We’ve also been testing Olympic athletes in the qualifying phase of the Tokyo Olympics. There’s going to be a huge challenge with heat and humidity in Tokyo, so the Norwegian Olympic Training centre put on a training camp for their athletes where we did some testing. On the first day they trained in normal conditions and then on the second day they trained in “Tokyo” conditions. We had the athletes do standardised tests in a room heated to 35C and high humidity and then we did all kinds of physiological tests on them to see if there were any differences across a range of markers. We’re publishing all of these articles and we’ll be sure to share our findings with the Precision Hydration community when we’re finished.

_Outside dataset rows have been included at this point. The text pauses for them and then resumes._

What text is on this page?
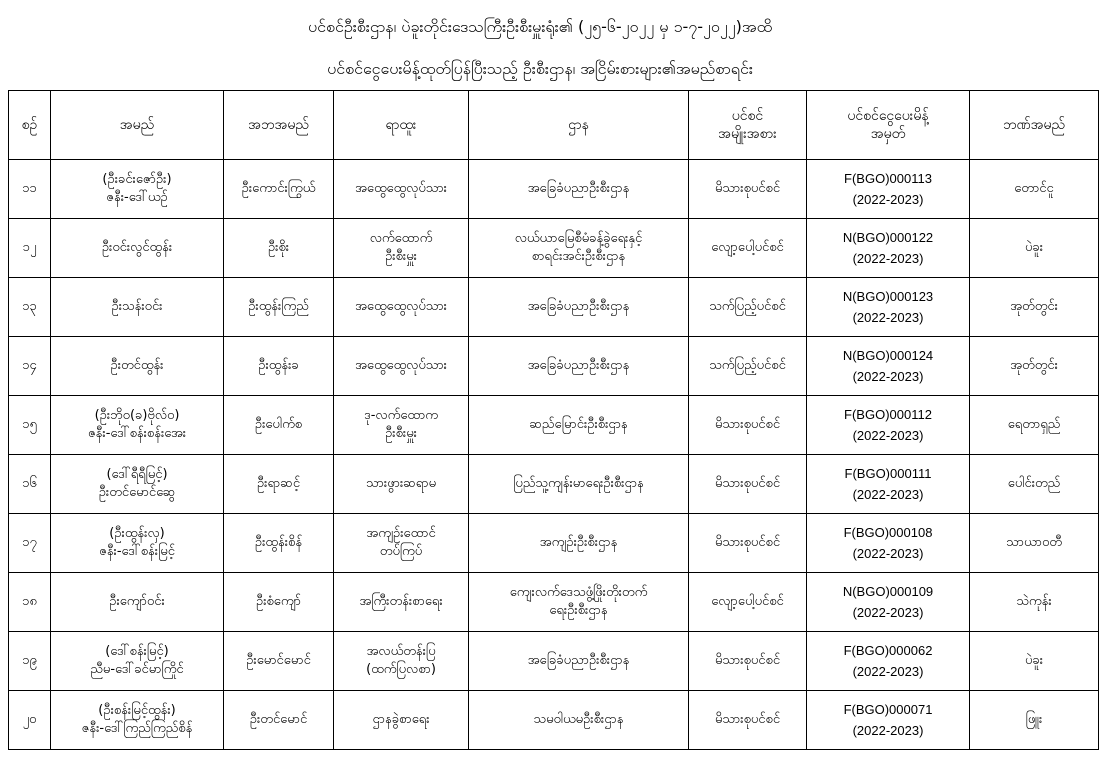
ပင်စင်ဦးစီးဌာန၊ ပဲခူးတိုင်းဒေသကြီးဦးစီးမှူးရုံး၏ (၂၅-၆-၂၀၂၂ မှ ၁-၇-၂၀၂၂)အထိ
ပင်စင်ငွေပေးမိန့်ထုတ်ပြန်ပြီးသည့် ဦးစီးဌာန၊ အငြိမ်းစားများ၏အမည်စာရင်း
စဉ်	အမည်	အဘအမည်	ရာထူး	ဌာန	ပင်စင်
အမျိုးအစား	ပင်စင်ငွေပေးမိန့်
အမှတ်	ဘဏ်အမည်

၁၁	(ဦးခင်းဇော်ဦး)
ဇနီး-ဒေါ်ယဉ်	ဦးကောင်းကြွယ်	အထွေထွေလုပ်သား	အခြေခံပညာဦးစီးဌာန	မိသားစုပင်စင်	F(BGO)000113
(2022-2023)	တောင်ငူ

၁၂	ဦးဝင်းလွင်ထွန်း	ဦးစိုး	လက်ထောက်
ဦးစီးမှူး	လယ်ယာမြေစီမံခန့်ခွဲရေးနှင့်
စာရင်းအင်းဦးစီးဌာန	လျော့ပေါ့ပင်စင်	N(BGO)000122
(2022-2023)	ပဲခူး

၁၃	ဦးသန်းဝင်း	ဦးထွန်းကြည်	အထွေထွေလုပ်သား	အခြေခံပညာဦးစီးဌာန	သက်ပြည့်ပင်စင်	N(BGO)000123
(2022-2023)	အုတ်တွင်း

၁၄	ဦးတင်ထွန်း	ဦးထွန်းခ	အထွေထွေလုပ်သား	အခြေခံပညာဦးစီးဌာန	သက်ပြည့်ပင်စင်	N(BGO)000124
(2022-2023)	အုတ်တွင်း

၁၅	(ဦးဘိုဝ(ခ)ဗိုလ်ဝ)
ဇနီး-ဒေါ်စန်းစန်းအေး	ဦးပေါက်စ	ဒု-လက်ထောက
ဦးစီးမှူး	ဆည်မြောင်းဦးစီးဌာန	မိသားစုပင်စင်	F(BGO)000112
(2022-2023)	ရေတာရှည်

၁၆	(ဒေါ်ရီရီမြင့်)
ဦးတင်မောင်ဆွေ	ဦးရာဆင့်	သားဖွားဆရာမ	ပြည်သူ့ကျန်းမာရေးဦးစီးဌာန	မိသားစုပင်စင်	F(BGO)000111
(2022-2023)	ပေါင်းတည်

၁၇	(ဦးထွန်းလှ)
ဇနီး-ဒေါ်စန်းမြင့်	ဦးထွန်းစိန်	အကျဉ်းထောင်
တပ်ကြပ်	အကျဉ်းဦးစီးဌာန	မိသားစုပင်စင်	F(BGO)000108
(2022-2023)	သာယာဝတီ

၁၈	ဦးကျော်ဝင်း	ဦးစံကျော်	အကြီးတန်းစာရေး	ကျေးလက်ဒေသဖွံ့ဖြိုးတိုးတက်
ရေးဦးစီးဌာန	လျော့ပေါ့ပင်စင်	N(BGO)000109
(2022-2023)	သဲကုန်း

၁၉	(ဒေါ်စန်းမြင့်)
ညီမ-ဒေါ်ခင်မာကြိုင်	ဦးမောင်မောင်	အလယ်တန်းပြ
(ထက်ပြလစာ)	အခြေခံပညာဦးစီးဌာန	မိသားစုပင်စင်	F(BGO)000062
(2022-2023)	ပဲခူး

၂၀	(ဦးစန်းမြင့်ထွန်း)
ဇနီး-ဒေါ်ကြည်ကြည်စိန်	ဦးတင်မောင်	ဌာနခွဲစာရေး	သမဝါယမဦးစီးဌာန	မိသားစုပင်စင်	F(BGO)000071
(2022-2023)	ဖြူး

What’s your own experience with hydration and racing? Do you race yourself?
Hydration is a huge challenge. The latest trends seems to be saying that athletes should train and race with a low hydration status. As a health care professional I know of the dangerous situations that can arise from this. There’s lots of research out there and I really encourage athletes to follow the best researched guidelines such as those preached by PH.
And, yes, I’ve done a few races myself, some of them in hot weather. I’ve raced Ironman Nice 3 times and Ironman Cozumel twice. Of course, I used electrolyte tablets diluted in my water during the races to hydrate properly.
What might your research mean for athletes looking to improve their performance?
First and foremost, we think this can have a real impact on safety for athletes racing in extreme conditions like at ÖtillÖ and Norseman. That’s the most important thing for us, our main goal is to help organisers make their races as safe as possible.
Secondly, we think that temperature regulation, hydration, and other physiological factors influencing athletes’ bodies are very important for athletes of all levels. Triathlon and Swimrun are such specialised sports that there’s a major need for research with focus on the specific challenges posed in those races. There’s a lot of things we don’t know yet. We hope to be able to help athletes prepare better for competitions in both hot and cold weather.